Traduzco, y sólo entonces las polacas se ponen a decir a voces todo lo que llevan dentro: todo lo que Dios consiente que pase en la tierra, y en Plaszow en particular.
—¡Pero los niños pequeñitos…!
Las chicas hunas son de lo más cabezota.
—¡No, que nadie toque a nuestra Rozzi! ¡Con lo esperado que era ese niño!
—Pero ¿qué os parece que le va a pasar aquí?
—Lo que nos pase a nosotras.
La madre escucha toda esa escandalera como si no fuera con ella. Pero, pese a todo, llega un momento en que me da un codazo:
—Si les hacen a los niños lo que dicen ésas, ¿a la madre qué le pasa?

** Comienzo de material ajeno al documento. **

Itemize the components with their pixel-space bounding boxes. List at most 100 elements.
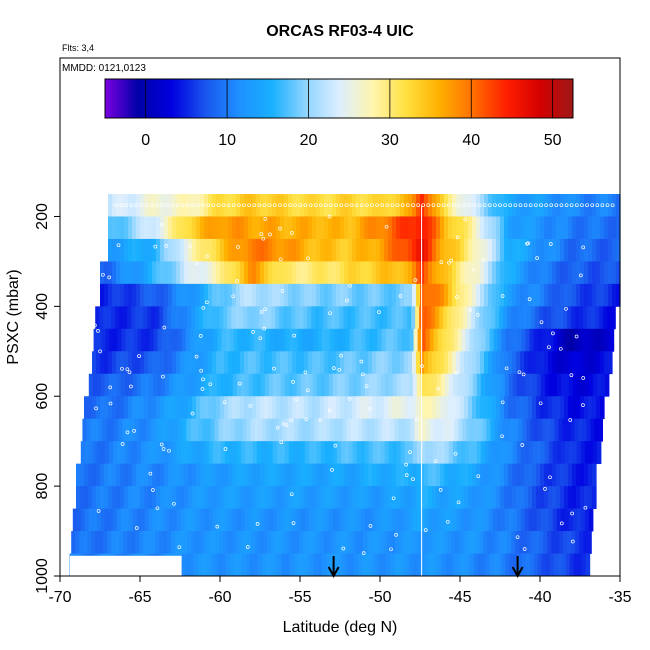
heatmap-cell <box>342 418 347 442</box>
heatmap-cell <box>484 351 489 375</box>
heatmap-cell <box>493 328 499 352</box>
heatmap-cell <box>608 216 613 240</box>
heatmap-cell <box>236 238 241 262</box>
sample-marker <box>569 203 574 208</box>
sample-marker <box>303 370 308 375</box>
heatmap-cell <box>100 441 106 465</box>
heatmap-cell <box>120 463 125 487</box>
colorbar-swatch <box>448 79 452 118</box>
heatmap-cell <box>296 486 301 509</box>
heatmap-cell <box>360 441 366 465</box>
heatmap-cell <box>240 463 245 487</box>
sample-marker <box>574 334 579 339</box>
heatmap-cell <box>264 463 269 487</box>
heatmap-cell <box>564 486 569 509</box>
heatmap-cell <box>532 373 538 397</box>
heatmap-cell <box>476 373 482 397</box>
heatmap-cell <box>313 553 319 577</box>
heatmap-cell <box>581 553 587 577</box>
heatmap-cell <box>388 486 393 509</box>
heatmap-cell <box>152 238 157 262</box>
heatmap-cell <box>440 261 445 285</box>
heatmap-cell <box>286 418 291 442</box>
sample-marker <box>226 203 231 208</box>
heatmap-cell <box>416 216 421 240</box>
heatmap-cell <box>512 261 517 285</box>
heatmap-cell <box>146 418 151 442</box>
heatmap-cell <box>284 486 289 509</box>
heatmap-cell <box>196 351 201 375</box>
heatmap-cell <box>484 283 489 307</box>
heatmap-cell <box>540 396 545 420</box>
x-tick-label: -65 <box>128 589 151 606</box>
heatmap-cell <box>184 261 189 285</box>
sample-marker <box>359 203 364 208</box>
heatmap-cell <box>247 531 252 554</box>
heatmap-cell <box>368 238 373 262</box>
heatmap-cell <box>344 486 349 509</box>
heatmap-cell <box>512 216 517 240</box>
heatmap-cell <box>456 351 461 375</box>
heatmap-cell <box>316 194 321 217</box>
heatmap-cell <box>276 441 282 465</box>
heatmap-cell <box>477 553 483 577</box>
heatmap-cell <box>204 373 210 397</box>
heatmap-cell <box>260 463 265 487</box>
heatmap-cell <box>480 194 485 217</box>
heatmap-cell <box>323 306 328 330</box>
heatmap-cell <box>352 351 357 375</box>
heatmap-cell <box>164 238 169 262</box>
heatmap-cell <box>416 463 421 487</box>
colorbar-swatch <box>411 79 415 118</box>
heatmap-cell <box>376 261 381 285</box>
heatmap-cell <box>612 261 617 285</box>
heatmap-cell <box>260 396 265 420</box>
heatmap-cell <box>168 351 173 375</box>
colorbar-swatch <box>486 79 490 118</box>
heatmap-cell <box>580 373 586 397</box>
heatmap-cell <box>276 463 281 487</box>
heatmap-cell <box>328 238 333 262</box>
heatmap-cell <box>251 531 256 554</box>
heatmap-cell <box>165 328 171 352</box>
heatmap-cell <box>293 328 299 352</box>
heatmap-cell <box>520 396 525 420</box>
sample-marker <box>487 203 492 208</box>
heatmap-cell <box>408 261 413 285</box>
heatmap-cell <box>372 351 377 375</box>
sample-marker <box>242 203 246 208</box>
heatmap-cell <box>268 261 273 285</box>
heatmap-cell <box>194 418 199 442</box>
x-tick-label: -55 <box>288 589 311 606</box>
sample-marker <box>559 521 564 526</box>
heatmap-cell <box>172 194 177 217</box>
sample-marker <box>204 300 209 305</box>
heatmap-cell <box>543 306 548 330</box>
heatmap-cell <box>360 216 365 240</box>
heatmap-cell <box>144 194 149 217</box>
heatmap-cell <box>371 531 376 554</box>
heatmap-cell <box>448 216 453 240</box>
heatmap-cell <box>336 396 341 420</box>
heatmap-cell <box>256 351 261 375</box>
heatmap-cell <box>91 531 96 554</box>
colorbar-swatch <box>186 79 190 118</box>
heatmap-cell <box>84 508 90 532</box>
colorbar-swatch <box>350 79 354 118</box>
heatmap-cell <box>395 306 400 330</box>
sample-marker <box>528 203 533 208</box>
heatmap-cell <box>244 396 249 420</box>
heatmap-cell <box>248 486 253 509</box>
heatmap-cell <box>256 508 262 532</box>
heatmap-cell <box>391 531 396 554</box>
heatmap-cell <box>340 283 345 307</box>
heatmap-cell <box>204 351 209 375</box>
heatmap-cell <box>183 306 188 330</box>
heatmap-cell <box>148 216 153 240</box>
heatmap-cell <box>188 238 193 262</box>
heatmap-cell <box>404 351 409 375</box>
heatmap-cell <box>116 396 121 420</box>
heatmap-cell <box>112 463 117 487</box>
heatmap-cell <box>372 508 378 532</box>
heatmap-cell <box>172 508 178 532</box>
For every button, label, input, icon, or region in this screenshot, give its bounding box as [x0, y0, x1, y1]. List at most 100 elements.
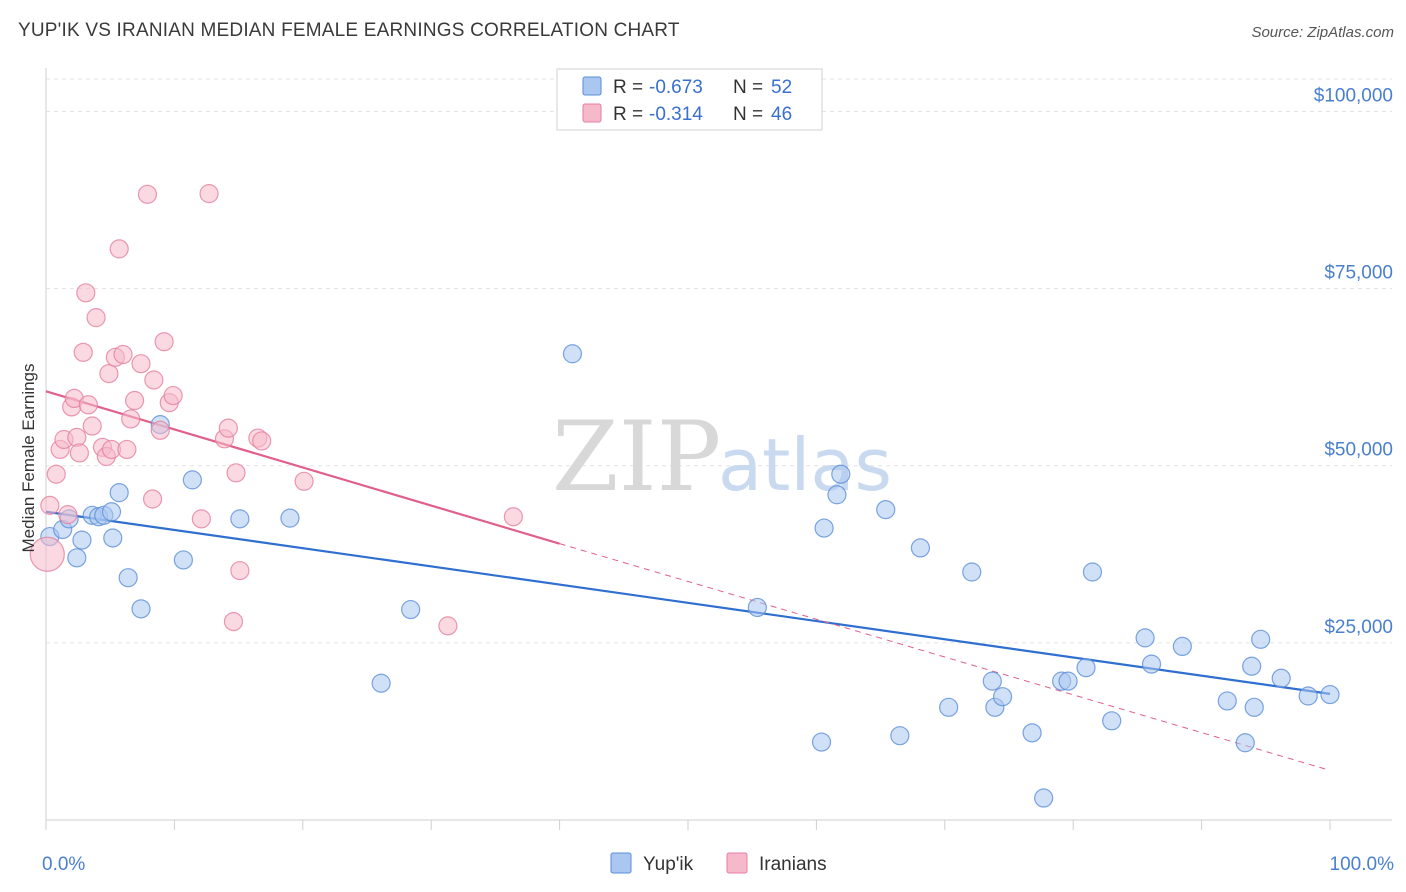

—Pues lo mismo que al niño, supongo.
—¿A los dos juntos?
—Sí.
Albergamos la esperanza de que con eso se lo piense. Y, efectivamente, se lo piensa, porque al cabo de un ratito me dice:
—Vale más así.
Por la tarde, son las primas las que la toman por su cuenta, sin mayor éxito.
—Dios no permitiría eso.
—¿Y si a pesar de todo…?
—Pues entonces es que no existe —dice—. Y entonces, ¿para qué vivir?
Nos pasamos el día dándole de comer. Y, sin embargo, no para de adelgazar. Incluso su pobre tripa parece que le ha mermado. Es posible que el niño por el que está dispuesta a morir ya esté muerto.